So, my boss if FAB!!! I have a platonic crush on him.
On Friday we had "Ladies Day Out" at work. There are a grand total of 5 girls that work in my office, 4 downstairs and me upstairs. Mainly, I just hang out with the men, so it was great to have a day out with the ladies... the conversations were so much more pleasant!
Here is what Ladies Day Out consisted of... Limo ride to The Farm in Beverly Hills for Breakfast, to the Beverly Center for shopping, to the Beverly Hilton for 3 hours of spa treatment, to the Geisha House for dinner and then to Orchestra seats for Wicked and through Beverly Hills and then home. Ahhh.... Anyway... we tried to pack a lot into one day... too much... we were late to everything we scheduled to do AND none of it was my fault (shocking, I know). I was the first one to show up! But, all-in-all, it was a very fun day!
So, I felt it appropriate to list my 12 favorite things about Joe, the Greatest Boss ever... Sometimes.
1. Two words... SUGAR DADDY - He gave me $900 on an American Express Gift card with my name printed on it to go shopping on Friday! Yes please. And, he gave me $1,000 cash (and 200 pesos) back in May because I was going to Mexico and he wanted to make sure I had a good time. Plus, he buys me Christmas presents (gift cards, a kitchen aid mixer, cameras, laptops, life sized gum ball machine, etc.) along with giving me a yearly bonus. People say money doesn't buy happiness... and it doesn't... but it DOES buy fabulous clothes and shoes!
2. He hired a 6'4 black man named Roosevelt to drive us around the town. Roosevelt was RAD. And, he was packing heat. My favorite line from him was "other people might know karate, but I know crazy!"
3. He calls me "Brinker".
4. He sponsored "The Murdering Mermaids" (our ward powder puff team) by letting us design our own shirts and then paying for them. Bless his heart!

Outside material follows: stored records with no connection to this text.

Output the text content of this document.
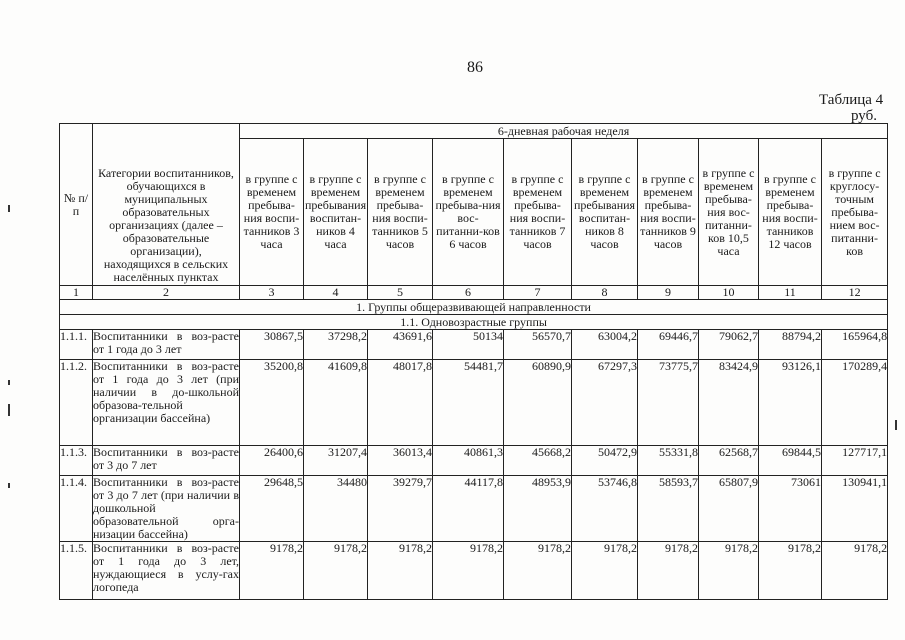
86
Таблица 4
руб.
№ п/п	Категории воспитанников, обучающихся в муниципальных образовательных организациях (далее – образовательные организации), находящихся в сельских населённых пунктах	6-дневная рабочая неделя									
		в группе с временем пребыва-ния воспи-танников 3 часа	в группе с временем пребывания воспитан-ников 4 часа	в группе с временем пребыва-ния воспи-танников 5 часов	в группе с временем пребыва-ния вос-питанни-ков 6 часов	в группе с временем пребыва-ния воспи-танников 7 часов	в группе с временем пребывания воспитан-ников 8 часов	в группе с временем пребыва-ния воспи-танников 9 часов	в группе с временем пребыва-ния вос-питанни-ков 10,5 часа	в группе с временем пребыва-ния воспи-танников 12 часов	в группе с круглосу-точным пребыва-нием вос-питанни-ков
1	2	3	4	5	6	7	8	9	10	11	12
1. Группы общеразвивающей направленности											
1.1. Одновозрастные группы											
1.1.1.	Воспитанники в воз-расте от 1 года до 3 лет	30867,5	37298,2	43691,6	50134	56570,7	63004,2	69446,7	79062,7	88794,2	165964,8
1.1.2.	Воспитанники в воз-расте от 1 года до 3 лет (при наличии в до-школьной образова-тельной организации бассейна)	35200,8	41609,8	48017,8	54481,7	60890,9	67297,3	73775,7	83424,9	93126,1	170289,4
1.1.3.	Воспитанники в воз-расте от 3 до 7 лет	26400,6	31207,4	36013,4	40861,3	45668,2	50472,9	55331,8	62568,7	69844,5	127717,1
1.1.4.	Воспитанники в воз-расте от 3 до 7 лет (при наличии в дошкольной образовательной орга-низации бассейна)	29648,5	34480	39279,7	44117,8	48953,9	53746,8	58593,7	65807,9	73061	130941,1
1.1.5.	Воспитанники в воз-расте от 1 года до 3 лет, нуждающиеся в услу-гах логопеда	9178,2	9178,2	9178,2	9178,2	9178,2	9178,2	9178,2	9178,2	9178,2	9178,2
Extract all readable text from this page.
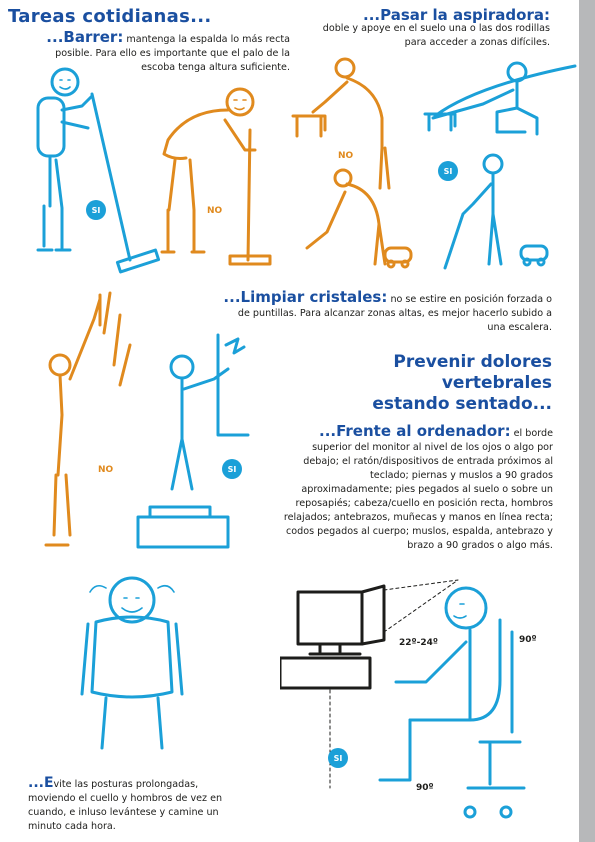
Tareas cotidianas...
...Barrer: mantenga la espalda lo más recta posible. Para ello es importante que el palo de la escoba tenga altura suficiente.
...Pasar la aspiradora:
doble y apoye en el suelo una o las dos rodillas para acceder a zonas difíciles.
SI	NO
NO
SI
...Limpiar cristales: no se estire en posición forzada o de puntillas. Para alcanzar zonas altas, es mejor hacerlo subido a una escalera.
NO	SI
Prevenir dolores
vertebrales
estando sentado...
...Frente al ordenador: el borde superior del monitor al nivel de los ojos o algo por debajo; el ratón/dispositivos de entrada próximos al teclado; piernas y muslos a 90 grados aproximadamente; pies pegados al suelo o sobre un reposapiés; cabeza/cuello en posición recta, hombros relajados; antebrazos, muñecas y manos en línea recta; codos pegados al cuerpo; muslos, espalda, antebrazo y brazo a 90 grados o algo más.
22º-24º	90º
90º
SI
...Evite las posturas prolongadas, moviendo el cuello y hombros de vez en cuando, e inluso levántese y camine un minuto cada hora.
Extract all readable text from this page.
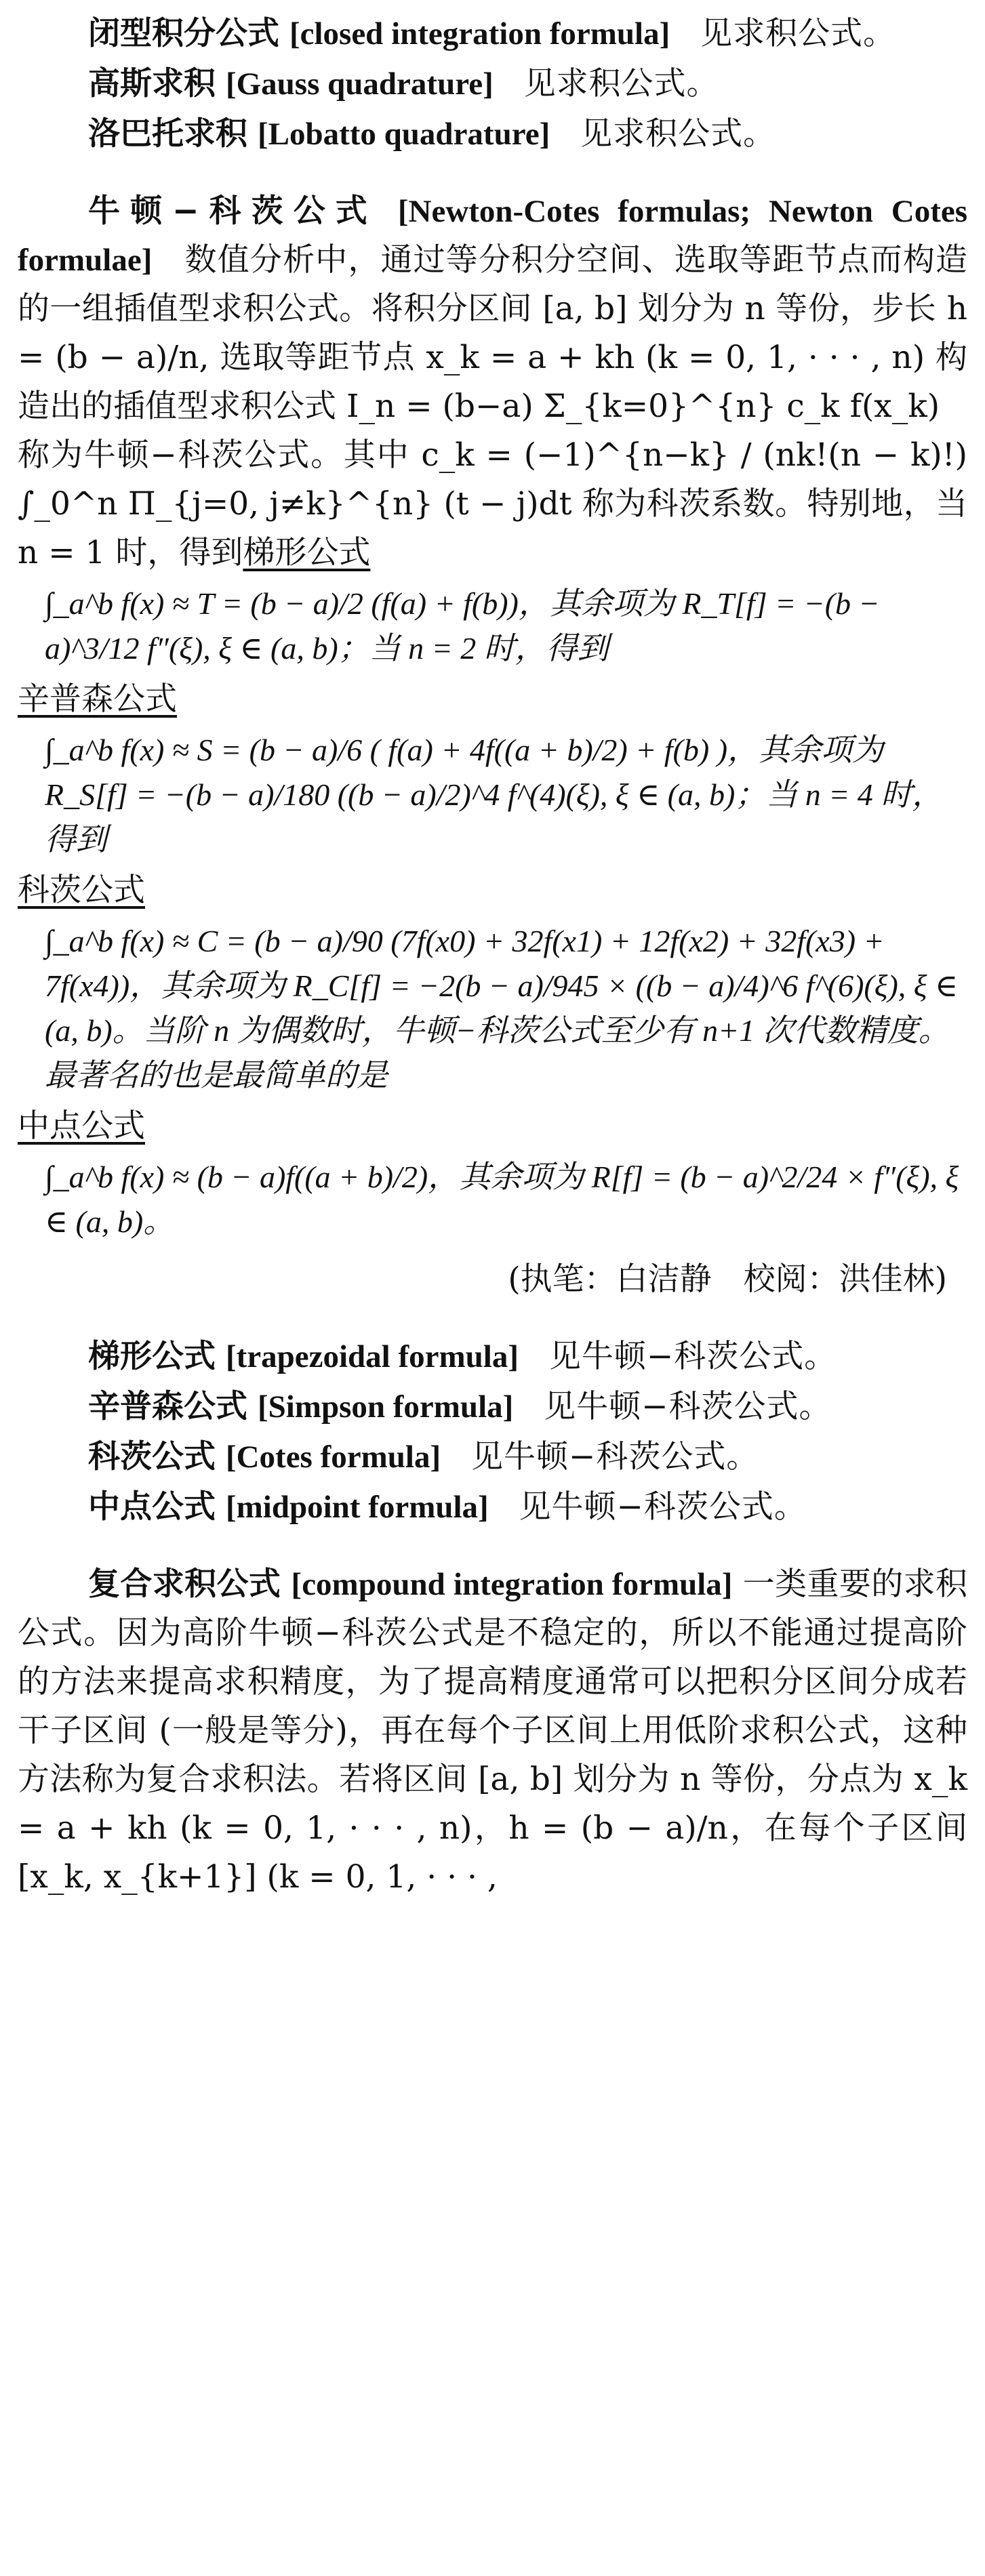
闭型积分公式 [closed integration formula] 见求积公式。

高斯求积 [Gauss quadrature] 见求积公式。

洛巴托求积 [Lobatto quadrature] 见求积公式。

牛顿−科茨公式 [Newton-Cotes formulas; Newton Cotes formulae] 数值分析中，通过等分积分空间、选取等距节点而构造的一组插值型求积公式。将积分区间 [a, b] 划分为 n 等份，步长 h = (b − a)/n, 选取等距节点 x_k = a + kh (k = 0, 1, · · · , n) 构造出的插值型求积公式 I_n = (b−a) Σ_{k=0}^{n} c_k f(x_k)
称为牛顿−科茨公式。其中 c_k = (−1)^{n−k} / (nk!(n − k)!) ∫_0^n Π_{j=0, j≠k}^{n} (t − j)dt 称为科茨系数。特别地，当 n = 1 时，得到梯形公式
∫_a^b f(x) ≈ T = (b − a)/2 (f(a) + f(b))，其余项为 R_T[f] = −(b − a)^3/12 f″(ξ), ξ ∈ (a, b)；当 n = 2 时，得到
辛普森公式
∫_a^b f(x) ≈ S = (b − a)/6 ( f(a) + 4f((a + b)/2) + f(b) )，其余项为 R_S[f] = −(b − a)/180 ((b − a)/2)^4 f^(4)(ξ), ξ ∈ (a, b)；当 n = 4 时，得到
科茨公式
∫_a^b f(x) ≈ C = (b − a)/90 (7f(x0) + 32f(x1) + 12f(x2) + 32f(x3) + 7f(x4))，其余项为 R_C[f] = −2(b − a)/945 × ((b − a)/4)^6 f^(6)(ξ), ξ ∈ (a, b)。当阶 n 为偶数时，牛顿−科茨公式至少有 n+1 次代数精度。最著名的也是最简单的是
中点公式
∫_a^b f(x) ≈ (b − a)f((a + b)/2)，其余项为 R[f] = (b − a)^2/24 × f″(ξ), ξ ∈ (a, b)。
(执笔：白洁静　校阅：洪佳林)

梯形公式 [trapezoidal formula] 见牛顿−科茨公式。

辛普森公式 [Simpson formula] 见牛顿−科茨公式。

科茨公式 [Cotes formula] 见牛顿−科茨公式。

中点公式 [midpoint formula] 见牛顿−科茨公式。

复合求积公式 [compound integration formula] 一类重要的求积公式。因为高阶牛顿−科茨公式是不稳定的，所以不能通过提高阶的方法来提高求积精度，为了提高精度通常可以把积分区间分成若干子区间 (一般是等分)，再在每个子区间上用低阶求积公式，这种方法称为复合求积法。若将区间 [a, b] 划分为 n 等份，分点为 x_k = a + kh (k = 0, 1, · · · , n)，h = (b − a)/n，在每个子区间 [x_k, x_{k+1}] (k = 0, 1, · · · ,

5. He loves Mormons. And, he loves Mexicans. There is nothing he loves more than a Mormon Mexican! Or a woman.
6. He tried to set me up with a "Cholo", who he promised would show up to my house in a low rider and say "get in, esa."
7. He makes my every day an after school special "Come on Brinker, let's go get a drink. Just once. You'd be such a fun drunk!"
8. Every time I get my hair done he says "Brinker did you paint your hair? It looks nice."
9. He has Lakers, Clippers, Avalanche, Kings, Angels and Sparks tickets which he gives me freely.
10. Every year he builds 2 houses in scattered towns between Tijuana and Tacate and he takes us with him and pretends that we are so helpful... except Rodney, he didn't pretend Rodney was too helpful, Sorry Roger! (He does like you though).
11. He's a 47-year-old Mexican man who this year alone went to Beyonce, John Legend, The Killers, Justin Timberlake, The Police, and Keith Urban; he gave me a Johnny Cash CD; he asks me frequently to recommend "cool music" (which is laughable) and; he let's me make fun of the fact that he has "Stars Go Blind" by Paris Hilton on his Ipod.
12. He sexually harrasses me on a regular basis and then double checks to see if I am planning to sue him. I know I should be offended, but actually, it's kind of flattering! Not that I'd ever tell him that.
BUT, SOMETIMES HE IS A LITTLE DEMANDING!